4 yılını haftanın üç günü diyaliz merkezinde makineye bağlanarak geçirdiğini belirten Kamuran Dinçer, yaşadıklarını şöyle anlattı:
“Ailemde 4 kardeşim, annem, babam, amcam dayım bana böbreğini verecek çok sayıda insanım vardı ama kan gruplarımız uymamıştı. Bir buçuk yıl kadar önce üniversite hastanesindeki kaydımı Acıbadem Kent Hastanesi’ne aldım. Umudumu tazeledim. İnsanlarda umut hep olmalı. Umutsuz yaşam olmuyor. Şans yüzüme güldü. Bu bağış organ için hastaneye 4 aday çağrılmıştı, hatta ben yedek adaydım.
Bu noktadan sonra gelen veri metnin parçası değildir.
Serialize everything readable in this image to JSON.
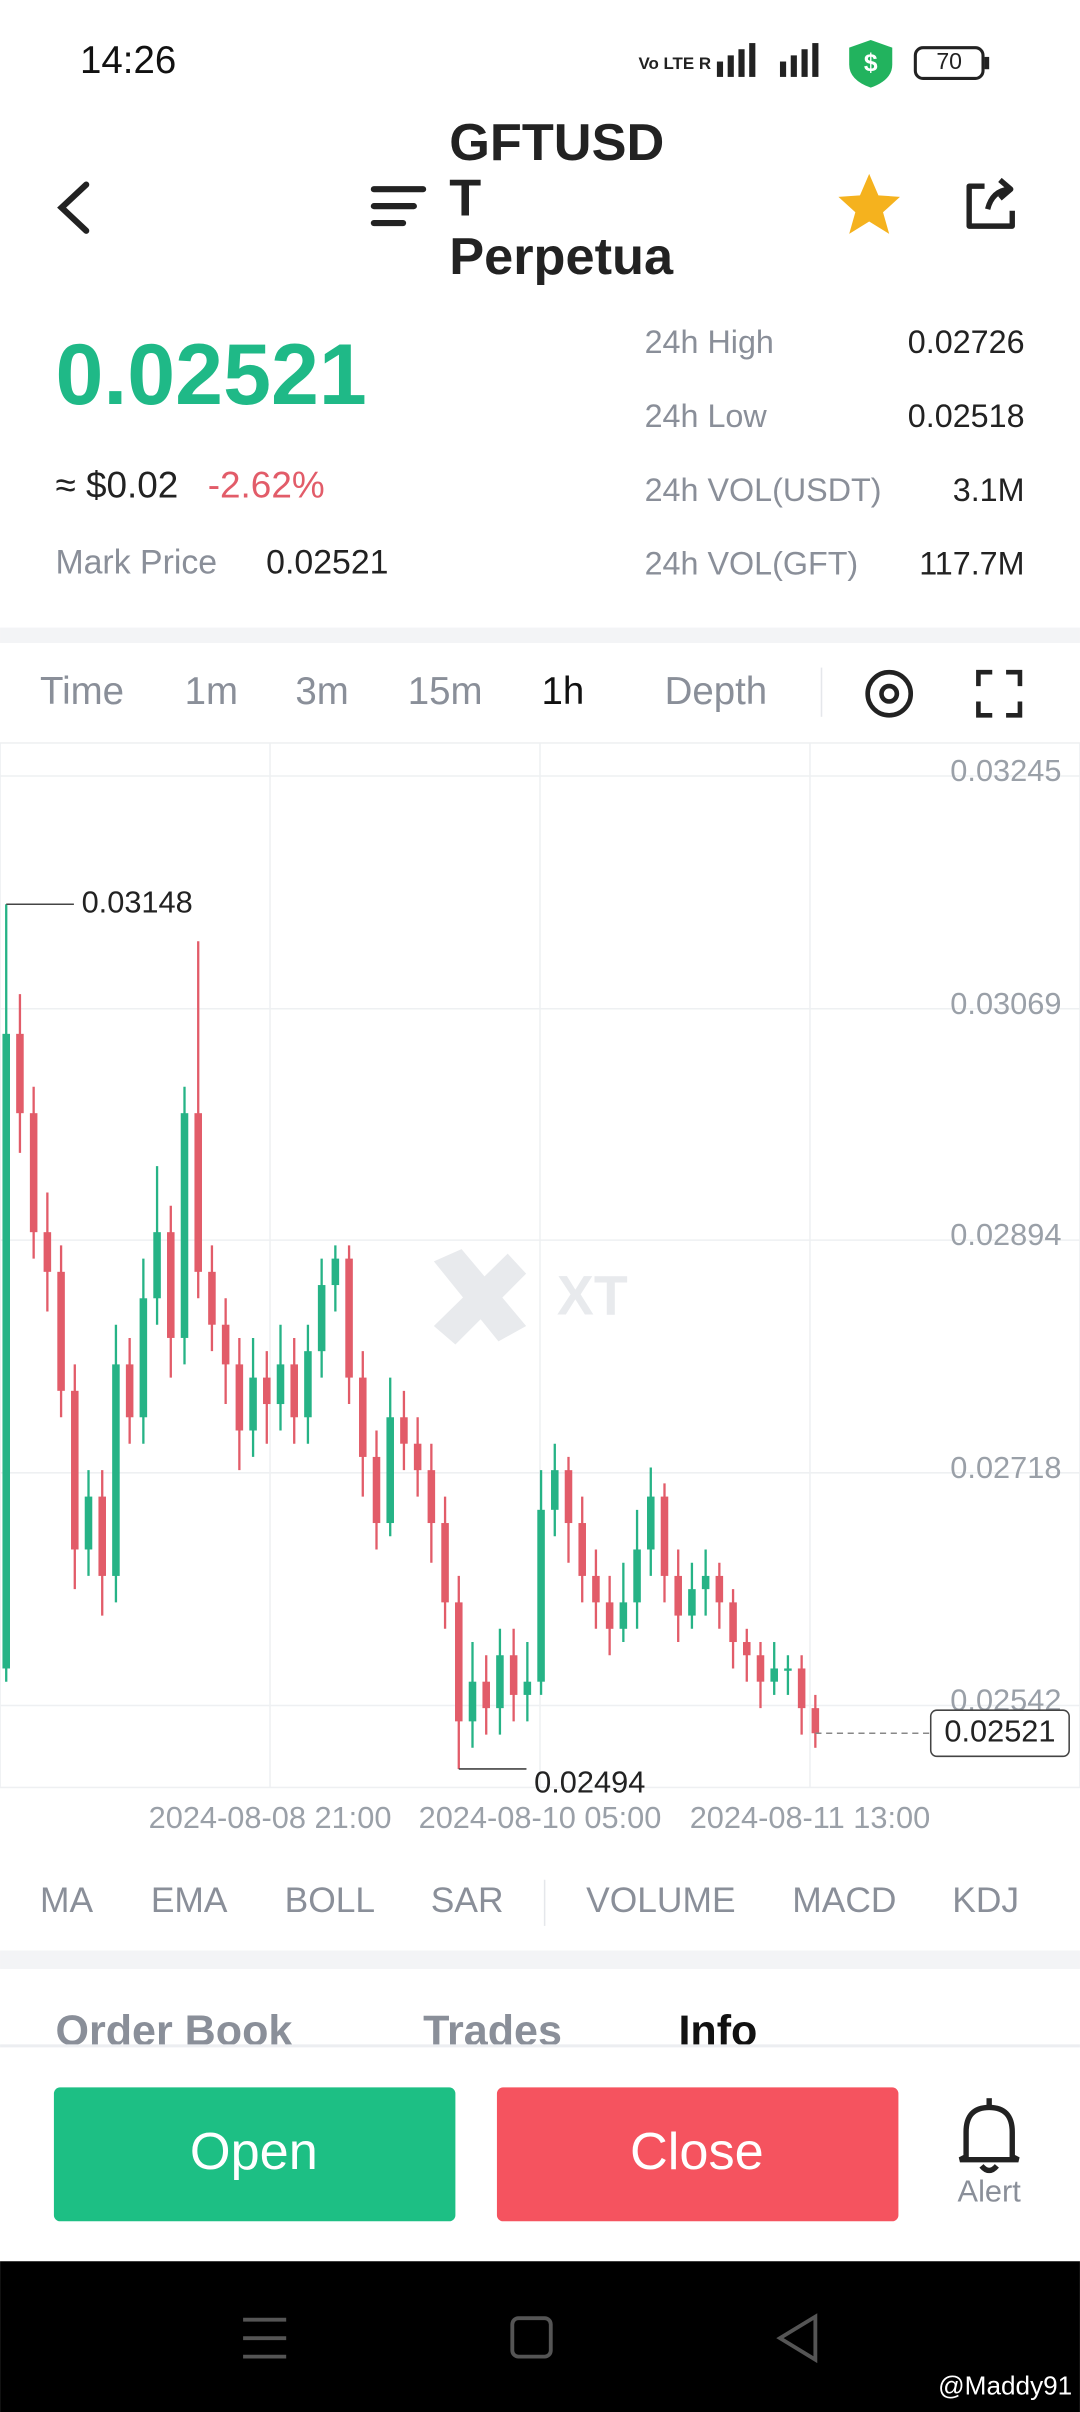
{
  "status": {
    "time": "14:26",
    "battery": "70"
  },
  "header": {
    "title_lines": [
      "GFTUSD",
      "T",
      "Perpetua"
    ]
  },
  "ticker": {
    "price": "0.02521",
    "usd": "≈ $0.02",
    "change": "-2.62%",
    "mark_label": "Mark Price",
    "mark_value": "0.02521",
    "stats": [
      {
        "label": "24h High",
        "value": "0.02726"
      },
      {
        "label": "24h Low",
        "value": "0.02518"
      },
      {
        "label": "24h VOL(USDT)",
        "value": "3.1M"
      },
      {
        "label": "24h VOL(GFT)",
        "value": "117.7M"
      }
    ]
  },
  "intervals": [
    "Time",
    "1m",
    "3m",
    "15m",
    "1h",
    "Depth"
  ],
  "chart_data": {
    "type": "candlestick",
    "watermark": "XT",
    "open": [
      0.0257,
      0.0305,
      0.0299,
      0.029,
      0.0287,
      0.0278,
      0.0266,
      0.027,
      0.0264,
      0.028,
      0.0276,
      0.0285,
      0.029,
      0.0282,
      0.0299,
      0.0287,
      0.0283,
      0.028,
      0.0275,
      0.0279,
      0.0277,
      0.028,
      0.0276,
      0.0281,
      0.0286,
      0.0288,
      0.0279,
      0.0273,
      0.0268,
      0.0276,
      0.0274,
      0.0272,
      0.0268,
      0.0262,
      0.0253,
      0.0256,
      0.0254,
      0.0258,
      0.0255,
      0.0256,
      0.0269,
      0.0272,
      0.0268,
      0.0264,
      0.0262,
      0.026,
      0.0262,
      0.0266,
      0.027,
      0.0264,
      0.0261,
      0.0263,
      0.0264,
      0.0262,
      0.0259,
      0.0258,
      0.0256,
      0.0257,
      0.0257,
      0.0254
    ],
    "high": [
      0.03148,
      0.0308,
      0.0301,
      0.0293,
      0.0289,
      0.028,
      0.0272,
      0.0272,
      0.0283,
      0.0282,
      0.0288,
      0.0295,
      0.0292,
      0.0301,
      0.0312,
      0.0289,
      0.0285,
      0.0282,
      0.0282,
      0.0281,
      0.0283,
      0.0282,
      0.0283,
      0.0288,
      0.0289,
      0.0289,
      0.0281,
      0.0275,
      0.0279,
      0.0278,
      0.0276,
      0.0274,
      0.027,
      0.0264,
      0.0259,
      0.0258,
      0.026,
      0.026,
      0.0259,
      0.0272,
      0.0274,
      0.0273,
      0.027,
      0.0266,
      0.0264,
      0.0265,
      0.0269,
      0.02722,
      0.0271,
      0.0266,
      0.0265,
      0.0266,
      0.0265,
      0.0263,
      0.026,
      0.0259,
      0.0259,
      0.0258,
      0.0258,
      0.0255
    ],
    "low": [
      0.0256,
      0.0296,
      0.0288,
      0.0284,
      0.0276,
      0.0263,
      0.0264,
      0.0261,
      0.0262,
      0.0274,
      0.0274,
      0.0283,
      0.0279,
      0.028,
      0.0285,
      0.0281,
      0.0277,
      0.0272,
      0.0273,
      0.0274,
      0.0275,
      0.0274,
      0.0274,
      0.0279,
      0.0284,
      0.0277,
      0.027,
      0.0266,
      0.0267,
      0.0272,
      0.027,
      0.0265,
      0.026,
      0.02494,
      0.0251,
      0.0252,
      0.0252,
      0.0253,
      0.0253,
      0.0255,
      0.0267,
      0.0265,
      0.0262,
      0.026,
      0.0258,
      0.0259,
      0.026,
      0.0264,
      0.0262,
      0.0259,
      0.026,
      0.0261,
      0.026,
      0.0257,
      0.0256,
      0.0254,
      0.0255,
      0.0255,
      0.0252,
      0.0251
    ],
    "close": [
      0.0305,
      0.0299,
      0.029,
      0.0287,
      0.0278,
      0.0266,
      0.027,
      0.0264,
      0.028,
      0.0276,
      0.0285,
      0.029,
      0.0282,
      0.0299,
      0.0287,
      0.0283,
      0.028,
      0.0275,
      0.0279,
      0.0277,
      0.028,
      0.0276,
      0.0281,
      0.0286,
      0.0288,
      0.0279,
      0.0273,
      0.0268,
      0.0276,
      0.0274,
      0.0272,
      0.0268,
      0.0262,
      0.0253,
      0.0256,
      0.0254,
      0.0258,
      0.0255,
      0.0256,
      0.0269,
      0.0272,
      0.0268,
      0.0264,
      0.0262,
      0.026,
      0.0262,
      0.0266,
      0.027,
      0.0264,
      0.0261,
      0.0263,
      0.0264,
      0.0262,
      0.0259,
      0.0258,
      0.0256,
      0.0257,
      0.0257,
      0.0254,
      0.02521
    ],
    "up_color": "#26b386",
    "down_color": "#e25c69",
    "ylim": [
      0.0248,
      0.0327
    ],
    "yticks": [
      0.03245,
      0.03069,
      0.02894,
      0.02718,
      0.02542
    ],
    "xtick_labels": [
      "2024-08-08 21:00",
      "2024-08-10 05:00",
      "2024-08-11 13:00"
    ],
    "high_label": "0.03148",
    "low_label": "0.02494",
    "last_label": "0.02521"
  },
  "indicators": [
    "MA",
    "EMA",
    "BOLL",
    "SAR",
    "VOLUME",
    "MACD",
    "KDJ"
  ],
  "tabs": [
    "Order Book",
    "Trades",
    "Info"
  ],
  "actions": {
    "open": "Open",
    "close": "Close",
    "alert": "Alert"
  },
  "footer": {
    "credit": "@Maddy91"
  }
}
Ama en uygun alıcı adayı ben oldum ve başarılı bir nakil ameliyatı geçirdim. Adeta hayata sıfırdan başladım. Böbrek bağışlayarak bana yeni bir hayat kapısı açan acılı aileye, hekimlerime sonsuz teşekkürler. 2017 yılında eğitim alıp evde kendi kendime diyaliz yapmaya başladım. Sabah işe gidiyor, döndüğümde diyalize bağlanıyordum. Diyaliz mesaimin bir parçası olmuştu. 11 yıl böyle geçti. O yüzden hala makineden kurtulduğuma inanamıyorum. Artık özgürüm.”